Yaklaşık 1 yıl kadar tatlı su akvaryumunda 3-4 tane elma salyangozu beslemeye başlamıştım. O zamanlar bilmiyordum bir hayvanı bu kadar sevebileceğimi. Salyangoz deyince aklınızda nasıl bir canlı ya da nasıl bir şey geliyor bilmiyorum, sümüksü? İğrenç? Vıcık vıcık? Tiksinç bir şey?
Hayatınızda hiç, bir elma salyangozunu yarım saat kadar izlemediyseniz zihninizde oluşabilecek hemen tüm varsayımların aslının olmadığını konusunda sizi temin edebilirim.
Bir kere zeki hayvanlar! Hatta tahmin edebileceğinizden de zeki hayvanlar. Hatta şöyle söylebilirim vücut kütlesi ile zekayı orantılayacak olursak tanıdığım pek çok insan çok çok çok daha zekiler.

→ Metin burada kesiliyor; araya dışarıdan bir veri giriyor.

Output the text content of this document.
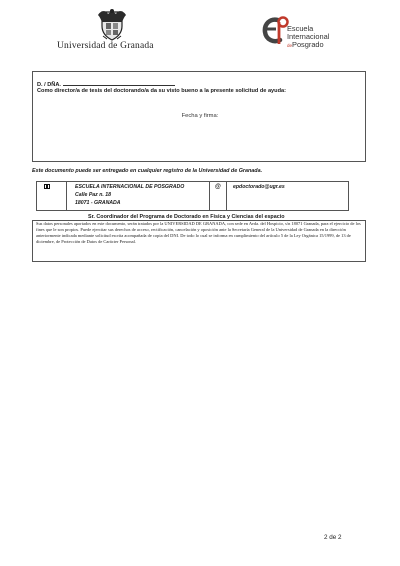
Universidad de Granada
Escuela
Internacional
dePosgrado
D. / DÑA.
Como director/a de tesis del doctorando/a da su visto bueno a la presente solicitud de ayuda:
Fecha y firma:
Este documento puede ser entregado en cualquier registro de la Universidad de Granada.
ESCUELA INTERNACIONAL DE POSGRADO
Calle Paz n. 18
18071 - GRANADA
@ epdoctorado@ugr.es
Sr. Coordinador del Programa de Doctorado en Física y Ciencias del espacio
Sus datos personales aportados en este documento, serán tratados por la UNIVERSIDAD DE GRANADA, con sede en Avda. del Hospicio, s/n 18071 Granada, para el ejercicio de los fines que le son propios. Puede ejercitar sus derechos de acceso, rectificación, cancelación y oposición ante la Secretaría General de la Universidad de Granada en la dirección anteriormente indicada mediante solicitud escrita acompañada de copia del DNI. De todo lo cual se informa en cumplimiento del artículo 5 de la Ley Orgánica 15/1999, de 13 de diciembre, de Protección de Datos de Carácter Personal.
2 de 2
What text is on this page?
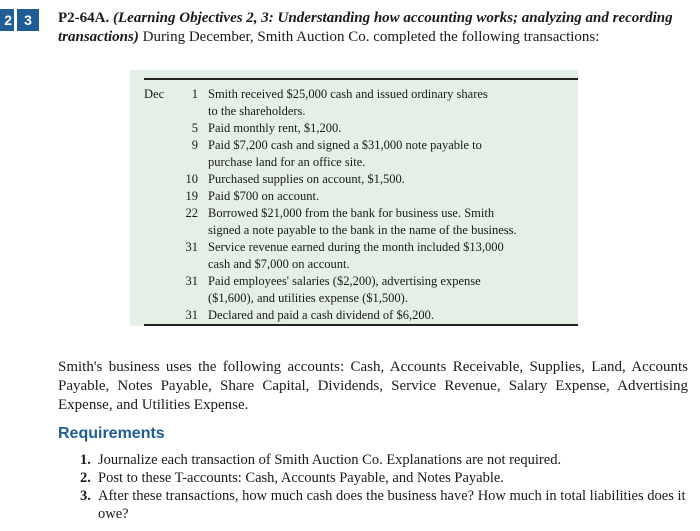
2 3	P2-64A. (Learning Objectives 2, 3: Understanding how accounting works; analyzing and recording transactions) During December, Smith Auction Co. completed the following transactions:
Dec	1 Smith received $25,000 cash and issued ordinary shares
to the shareholders.
5 Paid monthly rent, $1,200.
9 Paid $7,200 cash and signed a $31,000 note payable to
purchase land for an office site.
10 Purchased supplies on account, $1,500.
19 Paid $700 on account.
22 Borrowed $21,000 from the bank for business use. Smith
signed a note payable to the bank in the name of the business.
31 Service revenue earned during the month included $13,000
cash and $7,000 on account.
31 Paid employees' salaries ($2,200), advertising expense
($1,600), and utilities expense ($1,500).
31 Declared and paid a cash dividend of $6,200.
Smith's business uses the following accounts: Cash, Accounts Receivable, Supplies, Land, Accounts Payable, Notes Payable, Share Capital, Dividends, Service Revenue, Salary Expense, Advertising Expense, and Utilities Expense.
Requirements
1. Journalize each transaction of Smith Auction Co. Explanations are not required.
2. Post to these T-accounts: Cash, Accounts Payable, and Notes Payable.
3. After these transactions, how much cash does the business have? How much in total liabilities does it owe?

Bununla birlikte çok iyi birer yüzücüler. Evet doğalarında yüzmek yok ancak yüzeye çıkarak kabuklarının içine aldıkları hava ile su içinde istediği seviyede durabiliyor ve bununla da kalmıyor, vücut anatomisine bakmadan balıklarla yarışabilecek kadar hızlı bir biçimde suyun içinde yüzebiliyor ve üstelik balıkla girmiş olduğu yarışı kaybedeceğini anladığı anda kabuğunun altındaki havayı boşaltıp dibe bırakabiliyor kendini. Süper bir biçimde çamura yatabiliyor o kadar da üç kağıtçı yaratıklar.
Sonra kesinle "açlar" ve yemek yemedikleri dönemler yalnızca uyudukları dönemler. Yemek için de kesinlikle hiçbir şeyi ayırmıyorlar. Ne bulurlarsa anında bitiriyorlar ve eğer bitiremeyecekleri kadar büyük bir şey ise yiyeceği kaptırmamak için üzerinde uyuyorlar.

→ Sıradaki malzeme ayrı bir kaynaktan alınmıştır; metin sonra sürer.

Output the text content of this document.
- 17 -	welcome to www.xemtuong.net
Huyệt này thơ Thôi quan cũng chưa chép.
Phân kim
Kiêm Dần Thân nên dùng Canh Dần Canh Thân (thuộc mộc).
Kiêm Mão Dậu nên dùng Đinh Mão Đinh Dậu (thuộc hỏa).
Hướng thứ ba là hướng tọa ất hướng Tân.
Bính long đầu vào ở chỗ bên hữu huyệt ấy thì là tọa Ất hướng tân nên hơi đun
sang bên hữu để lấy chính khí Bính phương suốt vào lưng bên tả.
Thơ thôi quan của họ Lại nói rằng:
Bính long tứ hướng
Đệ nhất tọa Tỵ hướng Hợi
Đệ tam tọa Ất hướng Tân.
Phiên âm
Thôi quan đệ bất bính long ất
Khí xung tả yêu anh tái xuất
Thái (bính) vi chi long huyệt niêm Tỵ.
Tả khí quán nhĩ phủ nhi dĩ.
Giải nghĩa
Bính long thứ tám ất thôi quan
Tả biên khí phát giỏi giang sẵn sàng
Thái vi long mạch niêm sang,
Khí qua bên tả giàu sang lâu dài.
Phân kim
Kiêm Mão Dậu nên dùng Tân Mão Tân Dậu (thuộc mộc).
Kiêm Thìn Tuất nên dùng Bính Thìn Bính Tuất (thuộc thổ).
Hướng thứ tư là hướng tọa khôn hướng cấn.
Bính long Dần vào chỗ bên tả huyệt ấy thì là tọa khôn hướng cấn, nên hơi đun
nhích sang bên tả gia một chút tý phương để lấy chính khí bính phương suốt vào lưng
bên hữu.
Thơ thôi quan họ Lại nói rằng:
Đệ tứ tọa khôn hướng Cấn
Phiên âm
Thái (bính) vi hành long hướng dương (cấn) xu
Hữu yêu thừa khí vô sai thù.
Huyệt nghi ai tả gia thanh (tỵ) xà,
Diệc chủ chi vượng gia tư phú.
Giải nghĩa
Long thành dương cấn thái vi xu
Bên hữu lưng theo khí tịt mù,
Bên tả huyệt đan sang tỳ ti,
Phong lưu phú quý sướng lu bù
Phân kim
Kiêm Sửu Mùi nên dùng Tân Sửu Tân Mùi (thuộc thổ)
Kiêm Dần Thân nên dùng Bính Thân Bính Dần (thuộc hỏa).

Çilekleri salyangozlardan ayıkladım. Bir cam kase içine aldım salyangozları. Biraz Akdeniz yeşilliği, biraz da çilek attıp kaçmamaları için streç filmle kapatıp kaçmalarının önüne geçmeye çalıştım.
Elma salyangozlarından sonra bir müddet de kara salyangozlarıyla haşır neşir olacağım sanırım. Kara salyangozları ile yeni maceralar bizi bekliyor.